Microsoft Data Scientist: ‘Common Dilemma’ Led to Creation of Azure Automated ML

NEW YORK — Automated machine learning (ML) is at the forefront of Microsoft’s push to make Azure ML an end-to-end solution for anyone who wants to build and train models that make predictions from data and then deploy them anywhere — in the cloud, on-premises, or at the edge, according to Danielle Dean, a principal data science lead for the company’s AzureCAT team.

It was a “common dilemma that led to the birth of automated machine learning on Azure,” she said during a keynote called “Automated ML: A journey from CRISPR.ML to Azure ML” at the O’Reilly Artificial Intelligence (AI) Conference April 17.

“Trial and error” plays a key role in finding solutions to many problems, she said, noting: “At the end of the day, we just have to try stuff.” But “the data scientist’s dilemma” is “how much of this do you do” when following that trial and error philosophy before stopping, she pointed out.

Dean discussed challenges that a Microsoft team faced with its CRISPR genome gene-editing project specifically. ( “The hard part” was figuring out “where to cut the genome” because “it turns out that there’s 18 billion combinations of genes,” guide ribonucleic acids (RNAs) and off-target locations, “which are important to understand in order to understand where to cut,” she said.

The Microsoft team approached the challenge as a “machine learning problem, looking to predict the likelihood of gene-edit success,” she told the conference, noting the team spent six months on ML predictive modelling to solve the problem. Using ML for CRISPR resulted in a 20% improvement in accuracy and 50% savings in cost and time per gene, Dean said, calling it “amazing progress in gene editing.”

The same ML predictive modelling has gone on to be used for other problems, she said, noting the same automated ML process has become available in AzureML and Microsoft’s PowerBI business analytics service, and has been used by other companies also, including oil and gas company BP.

Automated ML is just one example of Microsoft turning research into product, she went on to point out, noting Microsoft “AI breakthroughs” were made in object recognition in 2016, speech recognition in 2017, machine reading comprehension in January 2018 and machine translation in March 2018.

In separate sessions at the conference: Microsoft senior data scientists Mathew Salvaris and Fidan Boylu Uz discussed how deep learning models can be deployed on graphic processing unit (GPU)-enabled Kubernetes clusters; and Sarah Bird, AI research and products principal program manager, provided an overview of ML Ops (DevOps for ML), sharing solutions and best practices for an end-to-end pipeline for data preparation, model training and model deployment while maintaining a comprehensive audit trail.

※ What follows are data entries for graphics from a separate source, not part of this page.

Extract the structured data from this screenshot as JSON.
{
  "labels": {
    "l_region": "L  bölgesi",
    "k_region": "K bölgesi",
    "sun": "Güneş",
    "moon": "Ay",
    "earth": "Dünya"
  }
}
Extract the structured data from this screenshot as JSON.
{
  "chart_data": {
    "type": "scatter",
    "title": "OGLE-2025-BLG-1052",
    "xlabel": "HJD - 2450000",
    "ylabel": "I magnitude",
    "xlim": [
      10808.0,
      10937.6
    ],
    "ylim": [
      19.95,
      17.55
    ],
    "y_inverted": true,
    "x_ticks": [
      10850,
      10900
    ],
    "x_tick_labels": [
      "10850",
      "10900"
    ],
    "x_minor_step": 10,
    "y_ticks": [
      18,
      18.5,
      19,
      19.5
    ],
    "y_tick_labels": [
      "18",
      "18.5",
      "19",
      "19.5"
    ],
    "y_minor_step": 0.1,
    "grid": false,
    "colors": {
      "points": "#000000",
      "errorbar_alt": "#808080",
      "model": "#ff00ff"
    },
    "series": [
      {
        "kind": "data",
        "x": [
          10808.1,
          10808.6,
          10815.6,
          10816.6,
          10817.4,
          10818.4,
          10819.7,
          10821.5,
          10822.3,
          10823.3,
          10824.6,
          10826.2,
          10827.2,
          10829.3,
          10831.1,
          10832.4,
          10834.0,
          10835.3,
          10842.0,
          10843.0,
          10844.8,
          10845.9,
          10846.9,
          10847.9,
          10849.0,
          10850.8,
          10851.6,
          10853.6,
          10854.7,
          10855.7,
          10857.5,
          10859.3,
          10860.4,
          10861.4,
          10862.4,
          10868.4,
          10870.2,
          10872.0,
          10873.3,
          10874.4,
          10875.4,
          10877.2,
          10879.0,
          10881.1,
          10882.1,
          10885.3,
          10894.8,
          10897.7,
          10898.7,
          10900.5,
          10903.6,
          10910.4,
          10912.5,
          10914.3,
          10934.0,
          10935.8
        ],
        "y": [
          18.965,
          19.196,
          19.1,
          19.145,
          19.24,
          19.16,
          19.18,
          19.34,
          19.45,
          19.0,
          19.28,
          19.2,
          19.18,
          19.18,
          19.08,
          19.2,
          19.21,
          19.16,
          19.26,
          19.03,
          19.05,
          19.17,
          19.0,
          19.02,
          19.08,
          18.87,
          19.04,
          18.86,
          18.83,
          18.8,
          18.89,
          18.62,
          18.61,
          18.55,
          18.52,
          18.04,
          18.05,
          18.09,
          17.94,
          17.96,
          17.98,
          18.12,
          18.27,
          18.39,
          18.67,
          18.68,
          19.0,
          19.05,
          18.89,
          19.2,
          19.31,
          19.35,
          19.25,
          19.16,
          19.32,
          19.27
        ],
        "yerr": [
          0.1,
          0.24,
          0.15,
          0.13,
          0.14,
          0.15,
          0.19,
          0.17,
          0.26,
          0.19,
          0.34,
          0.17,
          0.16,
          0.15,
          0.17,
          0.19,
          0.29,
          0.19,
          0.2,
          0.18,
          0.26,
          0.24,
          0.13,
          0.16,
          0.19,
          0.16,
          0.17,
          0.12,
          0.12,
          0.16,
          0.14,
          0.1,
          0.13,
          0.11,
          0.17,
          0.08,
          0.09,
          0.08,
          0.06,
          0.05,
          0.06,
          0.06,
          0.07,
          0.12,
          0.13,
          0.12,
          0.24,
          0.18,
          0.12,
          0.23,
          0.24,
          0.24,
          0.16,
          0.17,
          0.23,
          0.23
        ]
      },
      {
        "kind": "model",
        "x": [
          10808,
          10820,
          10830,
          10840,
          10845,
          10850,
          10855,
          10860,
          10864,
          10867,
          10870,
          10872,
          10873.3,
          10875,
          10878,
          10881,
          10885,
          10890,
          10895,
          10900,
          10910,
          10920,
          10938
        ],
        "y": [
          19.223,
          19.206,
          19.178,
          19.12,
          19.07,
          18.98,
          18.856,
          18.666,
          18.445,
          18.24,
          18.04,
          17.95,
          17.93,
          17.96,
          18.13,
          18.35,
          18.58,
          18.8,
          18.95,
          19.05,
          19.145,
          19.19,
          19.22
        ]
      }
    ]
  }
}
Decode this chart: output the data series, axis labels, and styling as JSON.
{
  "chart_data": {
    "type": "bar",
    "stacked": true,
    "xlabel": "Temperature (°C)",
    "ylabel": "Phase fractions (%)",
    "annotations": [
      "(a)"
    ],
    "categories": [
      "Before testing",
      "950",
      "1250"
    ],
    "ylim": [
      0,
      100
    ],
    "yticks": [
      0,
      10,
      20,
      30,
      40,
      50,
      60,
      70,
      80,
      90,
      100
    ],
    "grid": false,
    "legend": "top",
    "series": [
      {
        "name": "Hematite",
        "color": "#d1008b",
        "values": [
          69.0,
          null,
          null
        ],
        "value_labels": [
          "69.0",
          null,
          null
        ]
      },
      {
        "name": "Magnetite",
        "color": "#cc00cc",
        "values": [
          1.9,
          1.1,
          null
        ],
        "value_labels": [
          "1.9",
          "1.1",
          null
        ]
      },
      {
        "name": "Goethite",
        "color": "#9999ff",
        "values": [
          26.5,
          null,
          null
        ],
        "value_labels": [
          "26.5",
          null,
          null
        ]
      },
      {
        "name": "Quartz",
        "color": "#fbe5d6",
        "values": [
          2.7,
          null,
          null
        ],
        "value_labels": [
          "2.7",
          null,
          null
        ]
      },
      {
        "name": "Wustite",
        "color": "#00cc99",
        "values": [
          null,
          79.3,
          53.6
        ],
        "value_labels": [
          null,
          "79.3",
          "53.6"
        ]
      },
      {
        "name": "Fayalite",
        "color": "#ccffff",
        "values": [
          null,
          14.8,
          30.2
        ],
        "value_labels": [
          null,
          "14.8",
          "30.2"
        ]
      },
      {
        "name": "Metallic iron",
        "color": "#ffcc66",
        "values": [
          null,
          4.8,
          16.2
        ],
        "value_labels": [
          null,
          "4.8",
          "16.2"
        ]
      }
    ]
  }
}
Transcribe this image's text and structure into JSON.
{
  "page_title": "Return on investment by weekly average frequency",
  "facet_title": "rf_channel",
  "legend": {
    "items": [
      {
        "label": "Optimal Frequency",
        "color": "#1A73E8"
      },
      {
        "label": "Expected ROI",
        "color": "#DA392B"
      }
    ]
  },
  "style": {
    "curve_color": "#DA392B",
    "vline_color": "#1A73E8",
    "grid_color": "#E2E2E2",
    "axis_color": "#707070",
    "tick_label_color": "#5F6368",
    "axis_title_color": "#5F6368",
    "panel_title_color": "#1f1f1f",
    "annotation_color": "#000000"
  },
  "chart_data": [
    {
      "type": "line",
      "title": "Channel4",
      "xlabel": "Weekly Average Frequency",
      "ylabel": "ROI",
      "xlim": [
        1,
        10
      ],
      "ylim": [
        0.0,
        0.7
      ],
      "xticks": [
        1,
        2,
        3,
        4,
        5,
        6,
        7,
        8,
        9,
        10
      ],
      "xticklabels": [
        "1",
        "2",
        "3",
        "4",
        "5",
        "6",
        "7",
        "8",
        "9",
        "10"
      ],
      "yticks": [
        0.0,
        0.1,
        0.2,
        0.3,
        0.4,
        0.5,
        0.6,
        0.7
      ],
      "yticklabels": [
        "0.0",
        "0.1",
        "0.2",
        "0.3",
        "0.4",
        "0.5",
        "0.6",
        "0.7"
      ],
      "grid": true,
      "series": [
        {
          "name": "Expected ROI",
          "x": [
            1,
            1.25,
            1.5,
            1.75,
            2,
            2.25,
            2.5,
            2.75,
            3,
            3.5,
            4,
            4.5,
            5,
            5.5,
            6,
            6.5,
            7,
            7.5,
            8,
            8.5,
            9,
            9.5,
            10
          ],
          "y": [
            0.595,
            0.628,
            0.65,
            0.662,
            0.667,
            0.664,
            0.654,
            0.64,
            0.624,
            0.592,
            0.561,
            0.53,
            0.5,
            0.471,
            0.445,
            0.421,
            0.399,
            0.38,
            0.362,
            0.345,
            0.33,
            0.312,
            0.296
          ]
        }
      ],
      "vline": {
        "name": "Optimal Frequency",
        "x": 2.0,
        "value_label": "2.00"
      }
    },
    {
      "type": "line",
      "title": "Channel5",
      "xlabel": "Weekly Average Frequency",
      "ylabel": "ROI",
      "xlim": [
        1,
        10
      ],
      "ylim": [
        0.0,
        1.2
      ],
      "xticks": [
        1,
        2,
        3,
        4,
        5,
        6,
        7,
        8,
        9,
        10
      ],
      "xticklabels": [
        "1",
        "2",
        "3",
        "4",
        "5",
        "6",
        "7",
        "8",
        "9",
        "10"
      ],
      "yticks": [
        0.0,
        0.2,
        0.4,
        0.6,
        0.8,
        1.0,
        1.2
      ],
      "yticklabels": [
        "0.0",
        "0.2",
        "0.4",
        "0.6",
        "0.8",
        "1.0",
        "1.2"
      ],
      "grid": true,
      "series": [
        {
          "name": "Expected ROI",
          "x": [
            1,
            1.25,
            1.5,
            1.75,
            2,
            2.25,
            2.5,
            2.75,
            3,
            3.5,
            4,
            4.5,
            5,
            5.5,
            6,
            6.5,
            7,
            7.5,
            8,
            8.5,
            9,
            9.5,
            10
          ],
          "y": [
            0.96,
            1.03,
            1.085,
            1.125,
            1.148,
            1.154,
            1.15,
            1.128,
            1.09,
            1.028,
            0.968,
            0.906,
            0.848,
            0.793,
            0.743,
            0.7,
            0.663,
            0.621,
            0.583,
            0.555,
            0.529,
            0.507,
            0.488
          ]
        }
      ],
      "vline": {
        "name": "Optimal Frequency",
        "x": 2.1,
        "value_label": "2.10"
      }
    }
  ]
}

In another keynote, Tony Jebara, director of an ML team at Netflix, discussed how his company uses ML to personalize the featured images for movie and TV show box art that Netflix subscribers see while using his company’s streaming service. As an example, he noted that for the film “Pulp Fiction,” if the user has shown a preference for Uma Thurman movies on the service, the image they may see for the Quentin Tarentino film will be of that actress, but if the user seems to like John Travolta movies, that person will instead see an image of the actor.

Similar customization of images is used for subscriber preferences that include what genres he or she likes best, he noted.

Since implementing ML for image personalization, Netflix has seen increased views of content by subscribers, according to Jebara, who said the goal is to “maximize the take rate” for content. Echoing Microsoft’s Dean, he noted that “trial and error” plays a key role in implementing the technology.